Multiple records, meanwhile, show that Senate and House intelligence committee chairs and ranking members were briefed "on the interrogation" that fall. But the two Democrats who were briefed in 2002 -- Pelosi on September 4 and former Sen. Bob Graham on September 27 -- insist that they were not told waterboarding was in use. Indeed, the CIA disclosure about the time and content of the briefings describes the subject matter as "use of [Enhanced Interrogation Techniques] on Abu Zubaydah, background on authorities, and a description of the particular EITs that had been employed."


The first time waterboarding was mentioned in a congressional briefing, it seems, comes on February 4, 2003 when Sens. Pat Roberts and John Rockefeller were told "in considerable detail" how EITs were deployed including "how the water board was used."


A day later, Rep. Jane Harman and an aide to Pelosi were briefed on detainee interrogation programs and techniques. "It was also discussed that interrogation methods were similar to those taught/used in SERE training." The SERE training served as the basis for the waterboarding techniques used on terrorism suspects.

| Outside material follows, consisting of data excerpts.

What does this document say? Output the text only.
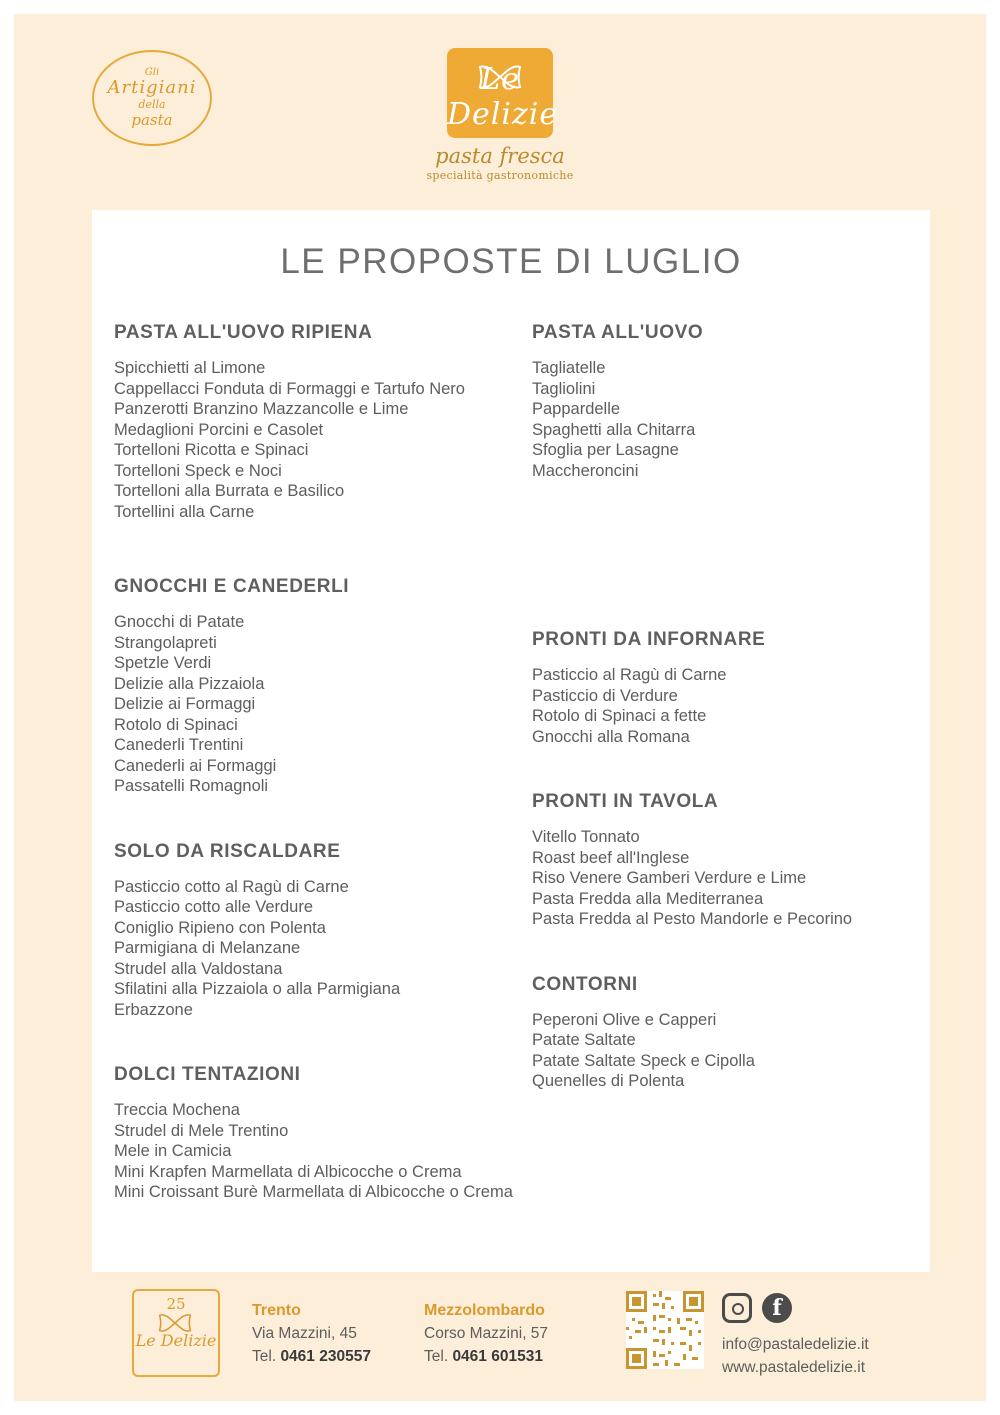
Gli
Artigiani
della
pasta
Le Delizie
pasta fresca
specialità gastronomiche
LE PROPOSTE DI LUGLIO
PASTA ALL'UOVO RIPIENA
Spicchietti al Limone
Cappellacci Fonduta di Formaggi e Tartufo Nero
Panzerotti Branzino Mazzancolle e Lime
Medaglioni Porcini e Casolet
Tortelloni Ricotta e Spinaci
Tortelloni Speck e Noci
Tortelloni alla Burrata e Basilico
Tortellini alla Carne
GNOCCHI E CANEDERLI
Gnocchi di Patate
Strangolapreti
Spetzle Verdi
Delizie alla Pizzaiola
Delizie ai Formaggi
Rotolo di Spinaci
Canederli Trentini
Canederli ai Formaggi
Passatelli Romagnoli
SOLO DA RISCALDARE
Pasticcio cotto al Ragù di Carne
Pasticcio cotto alle Verdure
Coniglio Ripieno con Polenta
Parmigiana di Melanzane
Strudel alla Valdostana
Sfilatini alla Pizzaiola o alla Parmigiana
Erbazzone
DOLCI TENTAZIONI
Treccia Mochena
Strudel di Mele Trentino
Mele in Camicia
Mini Krapfen Marmellata di Albicocche o Crema
Mini Croissant Burè Marmellata di Albicocche o Crema
PASTA ALL'UOVO
Tagliatelle
Tagliolini
Pappardelle
Spaghetti alla Chitarra
Sfoglia per Lasagne
Maccheroncini
PRONTI DA INFORNARE
Pasticcio al Ragù di Carne
Pasticcio di Verdure
Rotolo di Spinaci a fette
Gnocchi alla Romana
PRONTI IN TAVOLA
Vitello Tonnato
Roast beef all'Inglese
Riso Venere Gamberi Verdure e Lime
Pasta Fredda alla Mediterranea
Pasta Fredda al Pesto Mandorle e Pecorino
CONTORNI
Peperoni Olive e Capperi
Patate Saltate
Patate Saltate Speck e Cipolla
Quenelles di Polenta
25
Le Delizie
Trento
Via Mazzini, 45
Tel. 0461 230557
Mezzolombardo
Corso Mazzini, 57
Tel. 0461 601531
f
info@pastaledelizie.it
www.pastaledelizie.it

In short: six months appeared to pass between the waterboarding of Zubaydah and the moment when Democrats were briefed on the matter.
Bush administration officials say that they kept all members of Congress in the know. But their statements leave some wiggle room. In
a Washington Post op-ed, former House intelligence committee chairman and CIA Director Porter Goss wrote that he was "briefed on the CIA's 'High Value Terrorist Program,'" in the fall of 2002 and was "slack-jawed to read that members claim to have not understood that the techniques on which they were briefed were to actually be employed." The phrase "were to actually be employed" noticeably differs from "were being employed."


So it seems plausible that, in the fall of 2002, members of Congress were either told only that the government was considering or planning the use of waterboarding or were kept in the dark entirely about the technique. Both Pelosi and Graham insist that latter is true. And if that is, in fact, the case, it would seem to place the Bush administration outside the law requiring disclosure of intelligence activities.